Ringfort (Cashel), Stonepark, Co. Galway
Co. Galway |
Ringforts
In the rough pasture of Stonepark, Co. Galway, a circular wall has been dissolving back into the ground for centuries.
What remains of this possible cashel, a type of ringfort built from unmortared stone rather than earth and timber, is now little more than a low, grass-covered ridge, its outline traced more by vegetation than by any obvious masonry. The wall, which originally stood several courses high and measured between 2.2 and 2.8 metres in width, has collapsed so thoroughly that its interior height barely reaches half a metre above the ground. Furze, brambles, and briars have colonised the south-western arc, and thorn bushes have taken root inside the enclosure itself, turning the space once enclosed into a small, tangled thicket.

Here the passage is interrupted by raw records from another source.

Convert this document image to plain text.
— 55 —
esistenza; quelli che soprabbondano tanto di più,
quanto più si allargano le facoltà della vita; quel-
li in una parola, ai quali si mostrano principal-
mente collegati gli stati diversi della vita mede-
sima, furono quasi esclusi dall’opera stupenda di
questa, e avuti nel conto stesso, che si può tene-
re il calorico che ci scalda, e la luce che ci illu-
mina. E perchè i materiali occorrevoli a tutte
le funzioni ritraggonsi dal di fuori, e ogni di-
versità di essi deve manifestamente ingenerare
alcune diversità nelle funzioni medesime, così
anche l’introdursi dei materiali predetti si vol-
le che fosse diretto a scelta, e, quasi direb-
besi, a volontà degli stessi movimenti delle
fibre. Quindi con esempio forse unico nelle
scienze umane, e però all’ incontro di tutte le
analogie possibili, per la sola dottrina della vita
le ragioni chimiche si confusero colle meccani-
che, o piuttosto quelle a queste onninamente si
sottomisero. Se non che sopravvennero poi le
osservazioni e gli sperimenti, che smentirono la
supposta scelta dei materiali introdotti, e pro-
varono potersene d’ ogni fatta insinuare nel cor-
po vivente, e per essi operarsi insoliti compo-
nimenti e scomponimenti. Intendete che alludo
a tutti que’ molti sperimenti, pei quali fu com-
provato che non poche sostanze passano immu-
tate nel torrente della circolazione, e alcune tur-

The site sits within the western half of a relict field system, meaning the ghostly outlines of older agricultural boundaries still pattern the surrounding land, suggesting this was once an organised and inhabited landscape. The cashel is roughly subcircular in plan and measures approximately 27.8 metres east to west. Its northern sector is noticeably irregular, partly because outcropping limestone disrupts the line of the wall, a reminder that this part of Galway sits on the same karst geology that shapes the wider Connacht landscape. The interior slopes gently to the south-west, and limestone breaks the surface there too. Aerial photography from 1995 revealed something that is largely invisible from ground level: a smaller subcircular enclosure or annexe, roughly 12 metres east to west and 10 metres north to south, immediately to the west of the main cashel. Such annexes are known from other cashel sites and may have served as enclosures for livestock or as subsidiary working areas. A second enclosure lies approximately 125 metres to the north-east, suggesting this corner of Stonepark was once more densely settled than its current appearance implies.